Once we have a collection of all the objects found in our target OU (a collection named $colItems), we then pipe that information to the ForEach-Object cmdlet. As the name implies, ForEach-Object provides a way for us to loop through all the items in the collection, one-by-one. For each such item we then determine whether or not the objectCategory property is equal to CN=Computer,CN=Schema,CN=Configuration,DC=fabrikam,DC=com. (And yes, as near as we can tell the objectCategory must be expressed in this fashion.) If it is, we call the Get-WMIObject cmdlet, passing the value of the object’s Name property to the –computername parameter. If the objectCategory isn’t equal to CN=Computer, etc., etc. then we simply return to the top of the loop and repeat the process with the next item in the collection.

Granted, it’s a little clunky, but it seems to work. If you know of a more elegant way to retrieve a collection of computer accounts (and only computer accounts) from a specified OU, well, drop us a line at scripter@microsoft.com (in English, if possible). We’d love to hear about this.

Speaking of alternate approaches, another way to tackle this problem is to make two minor modifications to the search script we showed you (the one that works against all the computers in Active Directory). Make those modifications, and you’ll end up with a script similar to this:


$strFilter = "computer"
 
$objDomain = New-Object System.DirectoryServices.DirectoryEntry
 
$objSearcher = New-Object System.DirectoryServices.DirectorySearcher
$objSearcher.SearchRoot = "LDAP://OU= Workstations,DC=fabrikam,DC=com"
$objSearcher.SearchScope = "Base" 
$objSearcher.PageSize = 1000 

$objSearcher.Filter = "(objectCategory=$strFilter)"
$colResults = $objSearcher.FindAll()

foreach ($i in $colResults) 
    {
        $objComputer = $i.GetDirectoryEntry()
        Get-WMIObject Win32_BIOS -computername $objComputer.Name
    }


So what modifications did we make here? Like we said, we did two things. First, we set the SearchScope to Base. That tells the script to search only the target OU and to ignore any child OUs. (What if you want to search the child OUs? Then just leave the SearchScope set to Subtree.) Second, we set the value of the SearchRoot property to the ADsPath of the target OU:


$objSearch.SearchRoot = "LDAP://OU= Workstations,DC=fabrikam,DC=com"


Why? Ah, you’re way ahead of us: yes, we do that to tell the script that we want the search to begin in the Workstations OU.

This approach requires a little more code, but the script will also complete a bit faster, especially if you have a whole bunch of computers in your target OU.

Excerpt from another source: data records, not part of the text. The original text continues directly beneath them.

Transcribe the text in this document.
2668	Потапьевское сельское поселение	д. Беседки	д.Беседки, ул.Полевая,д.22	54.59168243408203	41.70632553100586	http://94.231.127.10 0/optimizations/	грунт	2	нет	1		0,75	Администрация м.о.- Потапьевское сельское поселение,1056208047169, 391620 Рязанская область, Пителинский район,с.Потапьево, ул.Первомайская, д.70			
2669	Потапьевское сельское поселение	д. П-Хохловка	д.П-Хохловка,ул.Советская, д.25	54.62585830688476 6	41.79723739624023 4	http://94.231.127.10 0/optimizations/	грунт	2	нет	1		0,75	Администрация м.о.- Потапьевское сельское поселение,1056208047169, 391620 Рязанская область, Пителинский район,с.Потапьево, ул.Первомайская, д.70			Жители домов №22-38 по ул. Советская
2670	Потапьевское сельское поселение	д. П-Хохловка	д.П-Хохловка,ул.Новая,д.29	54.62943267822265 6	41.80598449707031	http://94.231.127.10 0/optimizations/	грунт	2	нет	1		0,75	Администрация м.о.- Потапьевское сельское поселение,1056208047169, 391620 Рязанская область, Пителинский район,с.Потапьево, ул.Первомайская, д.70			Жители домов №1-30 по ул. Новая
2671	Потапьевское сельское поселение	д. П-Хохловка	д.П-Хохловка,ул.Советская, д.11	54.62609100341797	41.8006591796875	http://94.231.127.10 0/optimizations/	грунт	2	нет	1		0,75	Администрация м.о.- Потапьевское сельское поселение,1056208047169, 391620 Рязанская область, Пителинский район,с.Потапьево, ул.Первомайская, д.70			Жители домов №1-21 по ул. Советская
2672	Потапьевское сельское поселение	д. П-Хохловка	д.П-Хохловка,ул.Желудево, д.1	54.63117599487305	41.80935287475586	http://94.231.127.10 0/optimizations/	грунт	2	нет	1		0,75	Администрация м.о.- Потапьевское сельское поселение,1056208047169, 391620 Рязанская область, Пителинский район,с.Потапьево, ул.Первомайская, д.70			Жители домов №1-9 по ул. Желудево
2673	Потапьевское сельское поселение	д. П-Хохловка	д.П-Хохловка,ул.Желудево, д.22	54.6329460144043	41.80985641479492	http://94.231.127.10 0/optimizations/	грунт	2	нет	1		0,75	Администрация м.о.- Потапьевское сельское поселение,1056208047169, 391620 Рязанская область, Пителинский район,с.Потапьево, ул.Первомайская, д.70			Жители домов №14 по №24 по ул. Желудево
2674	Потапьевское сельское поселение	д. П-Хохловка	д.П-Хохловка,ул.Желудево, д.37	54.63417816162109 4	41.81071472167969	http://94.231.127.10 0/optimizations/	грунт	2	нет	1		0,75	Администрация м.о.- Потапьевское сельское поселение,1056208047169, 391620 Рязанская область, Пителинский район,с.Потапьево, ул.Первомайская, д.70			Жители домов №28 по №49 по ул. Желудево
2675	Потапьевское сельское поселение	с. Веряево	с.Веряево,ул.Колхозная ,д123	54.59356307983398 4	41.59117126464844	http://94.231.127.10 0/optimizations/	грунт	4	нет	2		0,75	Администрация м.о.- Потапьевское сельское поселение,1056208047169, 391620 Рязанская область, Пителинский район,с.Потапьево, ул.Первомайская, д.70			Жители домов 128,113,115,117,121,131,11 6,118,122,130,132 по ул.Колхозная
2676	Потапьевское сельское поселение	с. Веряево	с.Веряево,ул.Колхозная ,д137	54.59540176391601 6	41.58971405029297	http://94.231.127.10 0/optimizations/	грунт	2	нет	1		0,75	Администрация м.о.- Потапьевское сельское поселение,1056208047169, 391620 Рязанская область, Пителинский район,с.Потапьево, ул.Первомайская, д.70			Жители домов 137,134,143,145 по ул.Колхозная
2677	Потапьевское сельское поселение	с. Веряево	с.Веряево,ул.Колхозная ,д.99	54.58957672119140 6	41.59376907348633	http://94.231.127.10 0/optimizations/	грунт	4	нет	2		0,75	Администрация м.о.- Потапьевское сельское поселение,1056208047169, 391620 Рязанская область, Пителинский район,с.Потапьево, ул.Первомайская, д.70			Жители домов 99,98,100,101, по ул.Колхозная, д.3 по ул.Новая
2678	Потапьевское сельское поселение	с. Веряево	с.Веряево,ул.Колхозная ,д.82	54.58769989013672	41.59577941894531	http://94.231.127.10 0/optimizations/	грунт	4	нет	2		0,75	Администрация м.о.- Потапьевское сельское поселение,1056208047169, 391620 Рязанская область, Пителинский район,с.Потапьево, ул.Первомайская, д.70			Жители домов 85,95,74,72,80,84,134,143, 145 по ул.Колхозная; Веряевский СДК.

Note. A bit faster? A whole bunch of computers? What does all that mean? Well, that’s difficult to say, particularly when you factor in network speed, network bandwidth, and all that other good stuff. However, an Active Directory search will complete in a matter of seconds, and you’ll then need to loop through only a subset of the objects found in the target OU. The enumeration script, by contrast, requires you to methodically wade through all the objects in the OU, separating the computer objects from everything else.

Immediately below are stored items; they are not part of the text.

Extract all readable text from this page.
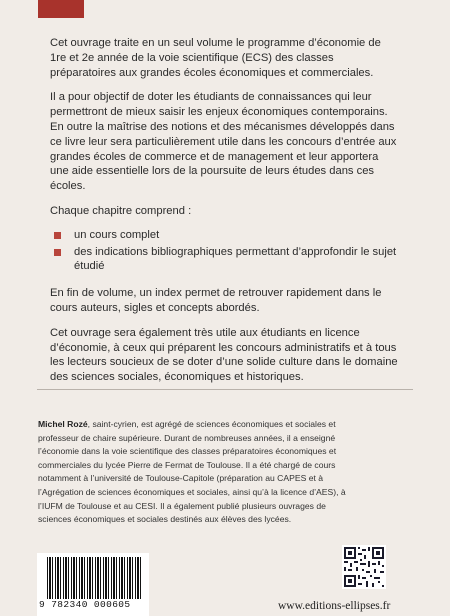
Cet ouvrage traite en un seul volume le programme d’économie de 1re et 2e année de la voie scientifique (ECS) des classes préparatoires aux grandes écoles économiques et commerciales.

Il a pour objectif de doter les étudiants de connaissances qui leur permettront de mieux saisir les enjeux économiques contemporains. En outre la maîtrise des notions et des mécanismes développés dans ce livre leur sera particulièrement utile dans les concours d’entrée aux grandes écoles de commerce et de management et leur apportera une aide essentielle lors de la poursuite de leurs études dans ces écoles.

Chaque chapitre comprend :

un cours complet
des indications bibliographiques permettant d’approfondir le sujet étudié

En fin de volume, un index permet de retrouver rapidement dans le cours auteurs, sigles et concepts abordés.

Cet ouvrage sera également très utile aux étudiants en licence d’économie, à ceux qui préparent les concours administratifs et à tous les lecteurs soucieux de se doter d’une solide culture dans le domaine des sciences sociales, économiques et historiques.

Michel Rozé, saint-cyrien, est agrégé de sciences économiques et sociales et professeur de chaire supérieure. Durant de nombreuses années, il a enseigné l’économie dans la voie scientifique des classes préparatoires économiques et commerciales du lycée Pierre de Fermat de Toulouse. Il a été chargé de cours notamment à l’université de Toulouse-Capitole (préparation au CAPES et à l’Agrégation de sciences économiques et sociales, ainsi qu’à la licence d’AES), à l’IUFM de Toulouse et au CESI. Il a également publié plusieurs ouvrages de sciences économiques et sociales destinés aux élèves des lycées.
9 782340 000605	www.editions-ellipses.fr
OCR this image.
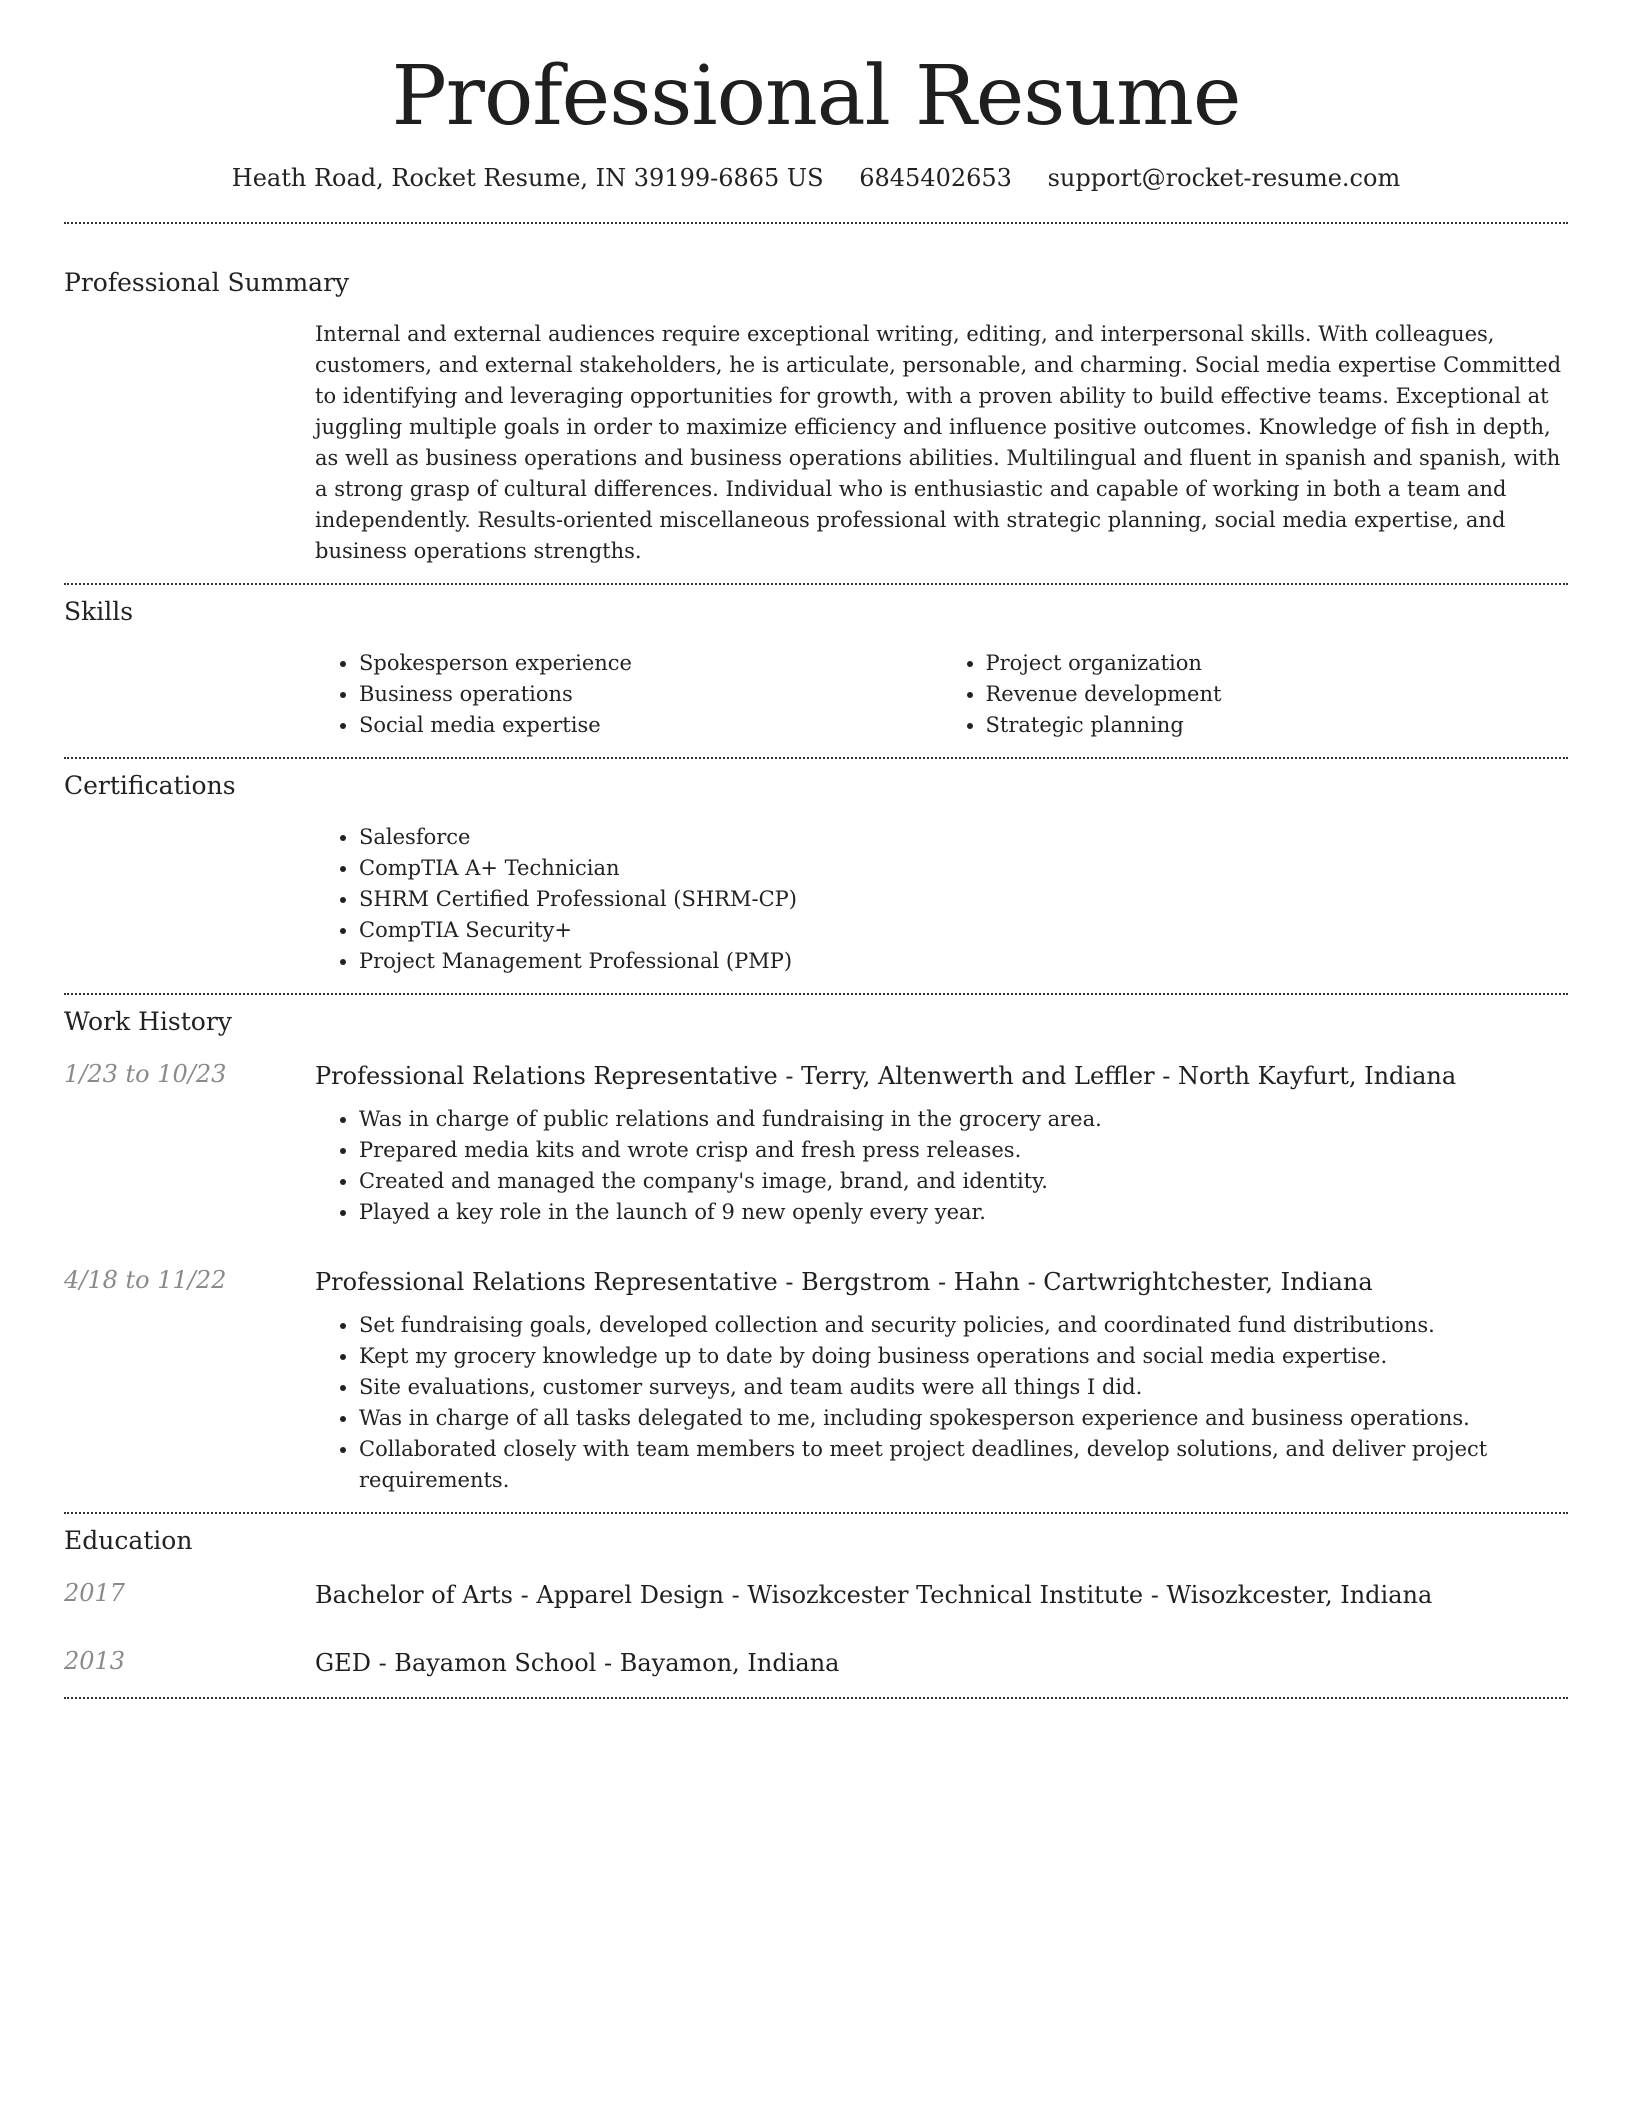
Professional Resume
Heath Road, Rocket Resume, IN 39199-6865 US 6845402653 support@rocket-resume.com
Professional Summary

Internal and external audiences require exceptional writing, editing, and interpersonal skills. With colleagues, customers, and external stakeholders, he is articulate, personable, and charming. Social media expertise Committed to identifying and leveraging opportunities for growth, with a proven ability to build effective teams. Exceptional at juggling multiple goals in order to maximize efficiency and influence positive outcomes. Knowledge of fish in depth, as well as business operations and business operations abilities. Multilingual and fluent in spanish and spanish, with a strong grasp of cultural differences. Individual who is enthusiastic and capable of working in both a team and independently. Results-oriented miscellaneous professional with strategic planning, social media expertise, and business operations strengths.

Skills
• Spokesperson experience
• Business operations
• Social media expertise
• Project organization
• Revenue development
• Strategic planning
Certifications
• Salesforce
• CompTIA A+ Technician
• SHRM Certified Professional (SHRM-CP)
• CompTIA Security+
• Project Management Professional (PMP)
Work History
1/23 to 10/23	Professional Relations Representative - Terry, Altenwerth and Leffler - North Kayfurt, Indiana
• Was in charge of public relations and fundraising in the grocery area.
• Prepared media kits and wrote crisp and fresh press releases.
• Created and managed the company's image, brand, and identity.
• Played a key role in the launch of 9 new openly every year.
4/18 to 11/22	Professional Relations Representative - Bergstrom - Hahn - Cartwrightchester, Indiana
• Set fundraising goals, developed collection and security policies, and coordinated fund distributions.
• Kept my grocery knowledge up to date by doing business operations and social media expertise.
• Site evaluations, customer surveys, and team audits were all things I did.
• Was in charge of all tasks delegated to me, including spokesperson experience and business operations.
• Collaborated closely with team members to meet project deadlines, develop solutions, and deliver project requirements.
Education
2017	Bachelor of Arts - Apparel Design - Wisozkcester Technical Institute - Wisozkcester, Indiana
2013	GED - Bayamon School - Bayamon, Indiana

Running a Script Against All the Computers in an Excel Spreadsheet

Last week we promised we’d show you how to run a script against all the computers listed in an Excel spreadsheet; of course, we made that promise long before we found out how much time it would take to explain Active Directory searching. Therefore, we decided to compromise a little; we’ll show you a script that reads computer names from a spreadsheet (C:\Scripts\Test.xls), and then retrieves BIOS information for each of those computers. What we won’t do, however, is explain exactly how this script works. That’s one final thing we’ll have to do in the future.

In the meantime, here’s the script:


$a = New-Object -comobject Excel.Application

$a.Visible = $True

$b = $a.Workbooks.Open("C:\Scripts\Test.xls")
$c = $b.Worksheets.Item(1)

$i = 1

do 
    {
        $d = $c.Cells.Item($i,1).Value()
        if ($d -ne $null)
            {Get-WMIObject Win32_BIOS -computername $d}
        $i++
    } 
while ($d -ne $null)


Just make sure your computer names are listed in column A, with no blank rows between the names. This should tide you over until we get a chance to explain how to work with Excel while using Windows PowerShell.